The report, commissioned by the US Semiconductor Industry Association, pointed out that American leadership in this sector was based on a virtuous innovation cycle that depended on access to global markets to achieve the scale needed to fund the massive research and development investments to advance semiconductor technology.
China's semiconductor demand was about 23% in 2018 but the trade war between the two countries had created headwinds between the two giants, the BCG report, written by Antonio Varas, managing director and partner for the Silicon Valley Bay Area, and Raj Varadarajan, managing director and partner for Dallas, said.
They said from the time the trade war started, the median year-on-year revenue growth of the top 25 semiconductor firms in the US had fallen from 10% in the four quarters just before the tariffs were imposed, to about 1% in late 2018.
Most of these companies had blamed the trade stoush with China as a big factor for their showing, and even though the so-called phase one US-China trade agreement, signed in January 2020, tackled some aspects of disagreement over China's IP protection and technology transfer, the issue of state support for Beijing's domestic semiconductor industry was yet to be addressed.
The authors said they had considered two scenarios: one, in which the existing tariffs remained in place; and two, a situation in which there was a further escalation that could bring bilateral technology trade to a complete halt.
While the US Department of Commerce has been pushing for further curbs on Huawei, President Donald Trump has hinted that he may oppose such restrictions, saying he wanted to make it easier for other countries, China included, to buy US products.
Varas and Varadarajan said they had studied more than 30 semiconductor product lines and found that either of the two scenarios would affect the US much more than expected effect of the Made in China 2025 policy which Beijing had put in place a few years ago.

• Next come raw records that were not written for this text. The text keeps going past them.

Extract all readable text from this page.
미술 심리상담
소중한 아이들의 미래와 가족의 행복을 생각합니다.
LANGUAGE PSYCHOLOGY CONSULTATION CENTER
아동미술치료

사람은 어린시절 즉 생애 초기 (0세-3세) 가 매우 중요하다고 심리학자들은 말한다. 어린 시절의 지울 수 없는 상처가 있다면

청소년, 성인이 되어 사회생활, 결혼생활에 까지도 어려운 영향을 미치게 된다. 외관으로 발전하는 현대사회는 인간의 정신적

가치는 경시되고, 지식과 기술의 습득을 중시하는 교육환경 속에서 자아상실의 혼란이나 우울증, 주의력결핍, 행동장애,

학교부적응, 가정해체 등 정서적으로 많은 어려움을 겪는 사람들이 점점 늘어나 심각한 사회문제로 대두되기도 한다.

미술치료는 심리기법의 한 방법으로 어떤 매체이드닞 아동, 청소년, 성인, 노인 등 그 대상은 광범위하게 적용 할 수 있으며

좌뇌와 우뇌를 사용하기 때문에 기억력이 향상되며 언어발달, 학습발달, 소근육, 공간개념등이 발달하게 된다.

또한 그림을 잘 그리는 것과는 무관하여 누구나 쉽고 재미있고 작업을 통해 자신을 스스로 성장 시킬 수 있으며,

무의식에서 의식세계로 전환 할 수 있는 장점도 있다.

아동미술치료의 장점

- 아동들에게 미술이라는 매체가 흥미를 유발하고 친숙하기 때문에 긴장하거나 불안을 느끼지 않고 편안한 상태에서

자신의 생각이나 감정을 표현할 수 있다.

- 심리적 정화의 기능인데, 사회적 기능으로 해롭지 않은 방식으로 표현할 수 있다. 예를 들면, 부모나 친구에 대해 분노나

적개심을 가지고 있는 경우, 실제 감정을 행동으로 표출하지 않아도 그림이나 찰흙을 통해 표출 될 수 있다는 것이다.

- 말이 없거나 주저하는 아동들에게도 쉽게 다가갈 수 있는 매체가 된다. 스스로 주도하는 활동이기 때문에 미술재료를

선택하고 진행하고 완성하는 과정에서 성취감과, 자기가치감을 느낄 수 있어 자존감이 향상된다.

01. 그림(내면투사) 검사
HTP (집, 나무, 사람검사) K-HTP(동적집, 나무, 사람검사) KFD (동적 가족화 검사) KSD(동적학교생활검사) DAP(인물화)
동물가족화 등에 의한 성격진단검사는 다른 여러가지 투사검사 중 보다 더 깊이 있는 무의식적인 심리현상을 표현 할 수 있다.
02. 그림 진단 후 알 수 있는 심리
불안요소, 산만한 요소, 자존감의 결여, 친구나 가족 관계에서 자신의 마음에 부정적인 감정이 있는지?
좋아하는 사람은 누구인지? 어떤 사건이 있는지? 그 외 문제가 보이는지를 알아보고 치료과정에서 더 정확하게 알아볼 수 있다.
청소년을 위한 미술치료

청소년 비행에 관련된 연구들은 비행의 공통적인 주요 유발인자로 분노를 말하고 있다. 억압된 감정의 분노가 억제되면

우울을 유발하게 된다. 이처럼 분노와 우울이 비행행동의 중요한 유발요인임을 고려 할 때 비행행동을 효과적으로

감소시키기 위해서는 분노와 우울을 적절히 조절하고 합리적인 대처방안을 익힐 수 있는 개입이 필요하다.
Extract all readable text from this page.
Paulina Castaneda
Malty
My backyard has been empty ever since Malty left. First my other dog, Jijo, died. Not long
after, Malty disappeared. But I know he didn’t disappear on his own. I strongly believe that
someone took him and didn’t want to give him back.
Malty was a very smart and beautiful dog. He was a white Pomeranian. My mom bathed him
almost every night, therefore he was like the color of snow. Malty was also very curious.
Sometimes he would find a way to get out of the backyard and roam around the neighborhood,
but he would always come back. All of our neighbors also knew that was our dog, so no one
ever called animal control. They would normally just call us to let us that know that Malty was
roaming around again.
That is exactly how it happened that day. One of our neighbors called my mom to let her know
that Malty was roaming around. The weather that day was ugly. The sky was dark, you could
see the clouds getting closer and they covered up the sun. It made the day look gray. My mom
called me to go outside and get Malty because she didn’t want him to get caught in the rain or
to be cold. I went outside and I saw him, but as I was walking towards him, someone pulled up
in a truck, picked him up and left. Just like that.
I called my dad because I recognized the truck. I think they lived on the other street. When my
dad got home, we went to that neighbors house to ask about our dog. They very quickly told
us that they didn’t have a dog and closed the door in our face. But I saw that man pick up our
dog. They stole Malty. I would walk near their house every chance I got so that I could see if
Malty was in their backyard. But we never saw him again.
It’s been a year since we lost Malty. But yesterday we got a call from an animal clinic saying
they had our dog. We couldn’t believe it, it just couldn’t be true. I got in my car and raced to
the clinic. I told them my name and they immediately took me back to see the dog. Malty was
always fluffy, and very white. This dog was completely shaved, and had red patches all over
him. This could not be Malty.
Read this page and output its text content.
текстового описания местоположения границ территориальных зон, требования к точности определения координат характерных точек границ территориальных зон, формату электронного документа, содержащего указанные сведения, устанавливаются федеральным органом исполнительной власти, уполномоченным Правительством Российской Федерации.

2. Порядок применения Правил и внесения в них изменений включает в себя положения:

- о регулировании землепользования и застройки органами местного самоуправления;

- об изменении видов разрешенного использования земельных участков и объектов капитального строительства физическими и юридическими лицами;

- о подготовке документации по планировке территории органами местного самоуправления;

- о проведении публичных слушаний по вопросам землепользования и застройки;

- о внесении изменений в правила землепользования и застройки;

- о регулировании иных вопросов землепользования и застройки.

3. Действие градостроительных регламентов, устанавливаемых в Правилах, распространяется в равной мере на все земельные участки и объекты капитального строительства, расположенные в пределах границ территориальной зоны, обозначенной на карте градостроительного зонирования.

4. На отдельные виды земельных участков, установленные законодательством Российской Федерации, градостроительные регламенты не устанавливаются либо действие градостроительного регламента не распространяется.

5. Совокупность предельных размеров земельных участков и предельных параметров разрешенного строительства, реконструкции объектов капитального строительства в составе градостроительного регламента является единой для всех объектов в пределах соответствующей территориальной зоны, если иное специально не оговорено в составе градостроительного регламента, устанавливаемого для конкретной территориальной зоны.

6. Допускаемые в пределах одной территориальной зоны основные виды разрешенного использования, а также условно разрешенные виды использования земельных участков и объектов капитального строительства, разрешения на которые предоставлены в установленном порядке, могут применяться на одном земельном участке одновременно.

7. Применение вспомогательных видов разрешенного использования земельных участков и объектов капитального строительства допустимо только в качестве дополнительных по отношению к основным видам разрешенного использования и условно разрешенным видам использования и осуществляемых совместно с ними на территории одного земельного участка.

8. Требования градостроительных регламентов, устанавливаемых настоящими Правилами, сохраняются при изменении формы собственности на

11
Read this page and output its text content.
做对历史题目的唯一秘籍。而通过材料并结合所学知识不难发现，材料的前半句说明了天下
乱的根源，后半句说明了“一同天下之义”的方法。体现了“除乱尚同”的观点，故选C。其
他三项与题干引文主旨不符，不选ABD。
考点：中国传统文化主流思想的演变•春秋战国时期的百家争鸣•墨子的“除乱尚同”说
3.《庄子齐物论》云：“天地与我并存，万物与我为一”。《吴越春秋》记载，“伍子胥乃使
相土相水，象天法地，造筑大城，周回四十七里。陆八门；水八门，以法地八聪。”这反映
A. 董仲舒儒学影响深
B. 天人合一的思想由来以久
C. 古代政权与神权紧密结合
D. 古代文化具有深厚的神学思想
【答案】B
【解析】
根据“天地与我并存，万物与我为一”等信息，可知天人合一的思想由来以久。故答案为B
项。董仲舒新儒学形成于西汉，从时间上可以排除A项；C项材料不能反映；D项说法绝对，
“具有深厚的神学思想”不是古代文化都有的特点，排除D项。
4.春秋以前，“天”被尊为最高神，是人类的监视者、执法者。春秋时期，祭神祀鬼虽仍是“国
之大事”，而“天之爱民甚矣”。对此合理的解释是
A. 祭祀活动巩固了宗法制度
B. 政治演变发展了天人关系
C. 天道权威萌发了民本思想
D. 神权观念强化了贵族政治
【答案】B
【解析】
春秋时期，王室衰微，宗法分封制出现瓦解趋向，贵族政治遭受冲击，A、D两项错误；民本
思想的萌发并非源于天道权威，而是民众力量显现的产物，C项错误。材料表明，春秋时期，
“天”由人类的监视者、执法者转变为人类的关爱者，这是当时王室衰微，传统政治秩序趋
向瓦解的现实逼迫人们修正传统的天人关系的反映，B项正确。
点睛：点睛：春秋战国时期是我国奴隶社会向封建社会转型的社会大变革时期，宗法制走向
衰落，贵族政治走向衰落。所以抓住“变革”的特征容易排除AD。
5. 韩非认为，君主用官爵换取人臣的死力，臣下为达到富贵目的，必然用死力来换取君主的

"We estimate that the Made in China 2025 plan could increase China’s semiconductor self-sufficiency to about 25% to 40% by 2025, reducing the US’s semiconductor share globally by 2 to 5 percentage points," they said.
"Broad unilateral restrictions on Chinese access to US technology would significantly deepen and accelerate US companies’ share erosion."
They said that if escalating tensions led to further restrictions on the bilateral semiconductor trade, then South Korea was very likely to emerge as the global leader in the semiconductor industry after a few years, with China becoming the leader in the long run.
"As experience in communications network equipment and other tech sectors has shown, once the US loses its global leadership position, the industry’s virtuous innovation cycle reverses direction, throwing US companies into a downward spiral of rapidly declining competitiveness and shrinking market share and margins," the two analysts wrote.
"Lower R&D investment would inhibit the US semiconductor industry’s ability to deliver the breakthroughs that US technology and defence sectors rely on to maintain global leadership; ultimately, it could force them to depend on foreign semiconductor suppliers."